Consciously or not, a generation of artists, Anne Siv Falkenberg Pedersen among them, is emerging in Europe that has rejected all of this, and returned to simple beauty, unencumbered by theory. They cannot be said to constitute a school—their work is too varied, sometimes abstract, sometimes figurative, sometimes brightly colourful, sometimes washed-out and dusky—but across their many variations, these artists share an interest in making art that accepts the artist’s need to experience the beautiful—an experience nice enough that it might just be art. 

Tadzio Koelb 2014


 

In order to understand the fundamental significance and ambition of Anne Siv Falkenberg Pedersen’s paintings, one has to go deep into her works. Deeper than the incidental marks on her paintings. The works count of course, and if there is much to this work that is confined to simple acrylic paint on canvas, there is also, much that is not as well. We all know that when we go beyond a catalogue of surface qualities and appearances that words begin to fail us, to crumble apart in mystical confusions and cloudy, insubstantial metaphors. However, it is Anne Siv’s ability to explore this realm of what some call ‘the flame of being’, the ‘internal spark’, the ‘inner light of self-hood’ or the ‘fires of quiddity’, that is so fascinating. Her work draws on images of heat and illumination, and on that force, that essence of life we call the soul.

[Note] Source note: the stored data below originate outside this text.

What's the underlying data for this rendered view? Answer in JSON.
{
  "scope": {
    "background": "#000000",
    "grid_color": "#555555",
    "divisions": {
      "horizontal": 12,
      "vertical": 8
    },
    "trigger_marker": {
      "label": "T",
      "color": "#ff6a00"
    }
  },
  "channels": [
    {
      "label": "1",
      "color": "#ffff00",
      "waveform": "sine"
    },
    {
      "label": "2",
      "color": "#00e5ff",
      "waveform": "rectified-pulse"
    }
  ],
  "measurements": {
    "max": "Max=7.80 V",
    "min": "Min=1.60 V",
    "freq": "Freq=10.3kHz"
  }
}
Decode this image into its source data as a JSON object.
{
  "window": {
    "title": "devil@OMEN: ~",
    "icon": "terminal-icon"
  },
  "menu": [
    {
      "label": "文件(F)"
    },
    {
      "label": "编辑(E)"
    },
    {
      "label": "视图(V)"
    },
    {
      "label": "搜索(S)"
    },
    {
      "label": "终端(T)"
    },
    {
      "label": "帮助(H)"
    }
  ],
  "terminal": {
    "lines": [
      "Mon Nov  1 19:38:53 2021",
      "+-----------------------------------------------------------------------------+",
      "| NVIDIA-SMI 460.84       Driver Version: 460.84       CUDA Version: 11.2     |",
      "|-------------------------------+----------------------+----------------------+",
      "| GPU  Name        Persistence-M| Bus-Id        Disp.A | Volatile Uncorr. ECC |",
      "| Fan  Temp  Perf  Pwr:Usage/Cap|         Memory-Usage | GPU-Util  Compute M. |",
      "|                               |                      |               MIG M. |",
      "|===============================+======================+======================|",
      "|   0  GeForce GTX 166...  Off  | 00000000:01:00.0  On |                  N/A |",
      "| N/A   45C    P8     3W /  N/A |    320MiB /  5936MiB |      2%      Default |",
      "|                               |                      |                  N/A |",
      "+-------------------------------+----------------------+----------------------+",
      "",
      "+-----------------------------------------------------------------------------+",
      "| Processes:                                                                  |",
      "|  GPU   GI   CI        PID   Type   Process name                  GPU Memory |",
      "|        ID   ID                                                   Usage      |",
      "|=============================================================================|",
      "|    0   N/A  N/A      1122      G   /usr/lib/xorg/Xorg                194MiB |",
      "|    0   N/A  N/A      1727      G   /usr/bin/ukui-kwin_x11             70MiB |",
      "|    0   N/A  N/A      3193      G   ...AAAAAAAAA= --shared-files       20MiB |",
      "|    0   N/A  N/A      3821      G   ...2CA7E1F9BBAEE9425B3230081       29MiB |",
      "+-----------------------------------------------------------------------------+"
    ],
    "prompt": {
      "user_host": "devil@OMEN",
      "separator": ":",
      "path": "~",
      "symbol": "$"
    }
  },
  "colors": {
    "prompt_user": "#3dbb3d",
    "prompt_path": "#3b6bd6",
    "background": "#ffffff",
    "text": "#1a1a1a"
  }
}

As I stare at her works, I feel an odd airy lightness in my head, a free-for-all of mixed signals and crossed mental wires. The world bounces and swims before my eyes, undulating like reflections in a wavy mirror, and whenever I try to look at just one thing, to isolate a single object from the gentle onrush of whirling forms – a pattern of red and white shapes, say, or white crosses – they seem to slowly break apart and dissolve, disappearing like a drop of dye in a glass of water. Everything shimmies and wobbles and wanders off in different directions. Studying the lean contours of her marks, the underlying structures of her compositions and their wonderful poise, I feel something akin to physical pleasure, a rush of sudden, incomprehensible well-being. I now realise that I am falling in love with Anne Siv’s paintings: with her innate understanding of the mystery of desire, with the sense of calm that envelops her work and the radiant silence burning within.